Decidere “sul proprio corpo”? E quando in quel tuo corpo ce ne è un altro? “E’ già persona colui che lo sarà” scriveva Tertulliano.

“A Verona i fanatici, qui quelli di buon senso”.

Caro ….. , per saper di psicologia (e di altro) solo che due più due fa a volte cinque…. ti ricordo che molta letteratura psicologica equipara il giudizio negativo sugli altri una proiezione di quanto di negativo sta in se stessi… Trarne le conclusioni richiede umiltà.
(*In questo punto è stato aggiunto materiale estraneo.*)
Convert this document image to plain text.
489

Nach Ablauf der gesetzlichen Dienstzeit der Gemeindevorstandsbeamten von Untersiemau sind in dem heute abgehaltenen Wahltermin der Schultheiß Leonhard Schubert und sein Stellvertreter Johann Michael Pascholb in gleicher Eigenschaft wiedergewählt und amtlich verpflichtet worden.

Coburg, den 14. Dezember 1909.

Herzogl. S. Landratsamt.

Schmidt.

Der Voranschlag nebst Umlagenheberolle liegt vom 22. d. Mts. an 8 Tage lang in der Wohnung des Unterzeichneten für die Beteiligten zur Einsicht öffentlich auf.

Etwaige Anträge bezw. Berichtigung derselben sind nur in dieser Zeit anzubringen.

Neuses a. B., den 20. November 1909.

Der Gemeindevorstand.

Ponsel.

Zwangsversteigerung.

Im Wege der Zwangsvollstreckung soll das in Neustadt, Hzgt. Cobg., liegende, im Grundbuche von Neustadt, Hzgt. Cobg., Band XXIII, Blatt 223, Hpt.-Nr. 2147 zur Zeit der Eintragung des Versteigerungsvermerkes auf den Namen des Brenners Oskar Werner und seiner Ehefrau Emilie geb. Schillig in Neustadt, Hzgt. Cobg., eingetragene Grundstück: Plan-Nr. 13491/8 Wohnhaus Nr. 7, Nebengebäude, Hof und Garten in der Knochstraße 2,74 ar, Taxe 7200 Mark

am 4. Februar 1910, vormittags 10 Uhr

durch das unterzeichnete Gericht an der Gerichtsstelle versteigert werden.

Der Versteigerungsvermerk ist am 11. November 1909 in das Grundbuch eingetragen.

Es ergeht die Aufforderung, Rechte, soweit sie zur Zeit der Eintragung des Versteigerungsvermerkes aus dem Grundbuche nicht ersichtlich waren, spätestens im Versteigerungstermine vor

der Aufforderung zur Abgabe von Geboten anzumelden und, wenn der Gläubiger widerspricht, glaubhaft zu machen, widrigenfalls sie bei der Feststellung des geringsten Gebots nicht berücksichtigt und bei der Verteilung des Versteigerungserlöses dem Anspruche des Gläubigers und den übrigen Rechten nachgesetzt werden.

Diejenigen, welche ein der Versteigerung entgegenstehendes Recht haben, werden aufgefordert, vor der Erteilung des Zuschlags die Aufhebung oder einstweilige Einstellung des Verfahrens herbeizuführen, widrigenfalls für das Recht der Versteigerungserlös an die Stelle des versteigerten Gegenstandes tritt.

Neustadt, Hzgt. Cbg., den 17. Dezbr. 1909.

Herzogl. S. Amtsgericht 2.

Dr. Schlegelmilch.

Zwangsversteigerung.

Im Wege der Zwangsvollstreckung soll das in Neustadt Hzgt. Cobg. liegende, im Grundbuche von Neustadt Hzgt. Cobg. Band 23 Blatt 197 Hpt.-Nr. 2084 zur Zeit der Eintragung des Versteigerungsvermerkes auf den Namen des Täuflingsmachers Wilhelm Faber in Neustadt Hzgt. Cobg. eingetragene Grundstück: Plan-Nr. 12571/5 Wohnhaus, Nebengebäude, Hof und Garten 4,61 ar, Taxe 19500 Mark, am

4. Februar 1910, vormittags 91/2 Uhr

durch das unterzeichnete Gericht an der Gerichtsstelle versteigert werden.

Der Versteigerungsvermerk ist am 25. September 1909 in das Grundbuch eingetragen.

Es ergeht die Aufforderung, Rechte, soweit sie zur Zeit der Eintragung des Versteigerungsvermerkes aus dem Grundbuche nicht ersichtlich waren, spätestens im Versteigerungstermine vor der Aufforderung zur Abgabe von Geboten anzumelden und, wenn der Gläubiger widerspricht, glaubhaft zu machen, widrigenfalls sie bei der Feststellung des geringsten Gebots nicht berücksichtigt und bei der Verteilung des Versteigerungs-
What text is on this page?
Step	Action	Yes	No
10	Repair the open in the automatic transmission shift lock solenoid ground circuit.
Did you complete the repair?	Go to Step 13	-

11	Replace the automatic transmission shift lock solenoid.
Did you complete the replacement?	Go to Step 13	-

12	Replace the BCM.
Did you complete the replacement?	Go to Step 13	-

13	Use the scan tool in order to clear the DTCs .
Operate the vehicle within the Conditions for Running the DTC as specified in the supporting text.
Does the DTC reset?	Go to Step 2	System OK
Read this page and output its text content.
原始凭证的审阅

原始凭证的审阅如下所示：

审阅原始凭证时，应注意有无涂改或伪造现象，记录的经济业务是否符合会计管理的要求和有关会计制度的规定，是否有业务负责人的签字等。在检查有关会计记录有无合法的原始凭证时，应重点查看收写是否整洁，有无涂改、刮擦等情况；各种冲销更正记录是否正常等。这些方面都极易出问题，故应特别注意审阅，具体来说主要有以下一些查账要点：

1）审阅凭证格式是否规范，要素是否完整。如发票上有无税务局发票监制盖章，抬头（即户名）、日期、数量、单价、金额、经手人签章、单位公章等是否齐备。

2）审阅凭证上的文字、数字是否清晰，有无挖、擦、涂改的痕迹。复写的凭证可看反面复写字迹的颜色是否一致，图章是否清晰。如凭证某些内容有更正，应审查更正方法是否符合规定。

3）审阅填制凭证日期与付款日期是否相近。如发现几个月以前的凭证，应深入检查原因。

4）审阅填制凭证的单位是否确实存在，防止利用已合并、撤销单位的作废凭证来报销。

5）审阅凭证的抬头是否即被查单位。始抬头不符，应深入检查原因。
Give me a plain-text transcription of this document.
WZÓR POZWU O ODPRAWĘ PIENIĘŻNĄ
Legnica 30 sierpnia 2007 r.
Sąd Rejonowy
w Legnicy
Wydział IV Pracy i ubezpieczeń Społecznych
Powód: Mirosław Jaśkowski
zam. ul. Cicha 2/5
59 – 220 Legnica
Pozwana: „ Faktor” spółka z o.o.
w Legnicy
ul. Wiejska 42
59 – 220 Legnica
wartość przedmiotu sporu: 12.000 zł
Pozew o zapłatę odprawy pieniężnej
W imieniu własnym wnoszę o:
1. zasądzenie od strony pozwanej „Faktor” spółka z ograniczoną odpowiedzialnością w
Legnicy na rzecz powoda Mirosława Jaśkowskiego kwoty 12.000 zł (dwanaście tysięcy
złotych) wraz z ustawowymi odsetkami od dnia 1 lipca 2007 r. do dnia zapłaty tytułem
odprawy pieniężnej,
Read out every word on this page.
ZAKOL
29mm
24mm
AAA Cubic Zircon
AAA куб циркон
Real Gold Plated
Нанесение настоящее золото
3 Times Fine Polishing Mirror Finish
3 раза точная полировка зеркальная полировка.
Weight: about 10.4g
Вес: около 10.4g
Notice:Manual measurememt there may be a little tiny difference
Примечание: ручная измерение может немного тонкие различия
Continuo con Machiavelli: “Molta osservazione e poco ragionamento conducono alla verità, poca osservazione e molto ragionamento conducono all’ errore”.

Forse certa gente “ragiona troppo” senza riflettere…

Gli specchi non pensano, non ragionano… ma umilmente riflettono la realtà che gli si pone loro di fronte.

A noi avere la calma obiettiva di descrivere quanto riflesso nello specchio della nostra anima, della nostra mente… allontanando il più possibile il rischio del rimbambimento intellettualistico autocelebrativo.

“La verità era uno specchio che cadendo andò in frantumi e ciascuno, prendendo in mano un frantume e vedendosi rispecchiato dentro, “pensò” di possedere l’intera verità”. (Rumi, mistico del XII secolo).

Quanto all’ uso del termine “tradizionale” riferito alla famiglia in senso negativo (molti giornalisti ripetitivamente e acriticamente lo usano…) aggiungo solo che “senza radici non si vola”… e quand’ anche ci si alzasse un poco da terra, difficilmente si potrà raggiungere l’altezza di un arcobaleno, con buona pace delle famiglie arcobaleno!

Quanto poi a ritenere “etico e lecito” ciò che viene deciso dalla “maggioranza”… non sprecherei ragionamenti.

E’ stata la maggioranza a decidere la sorte di Gesù.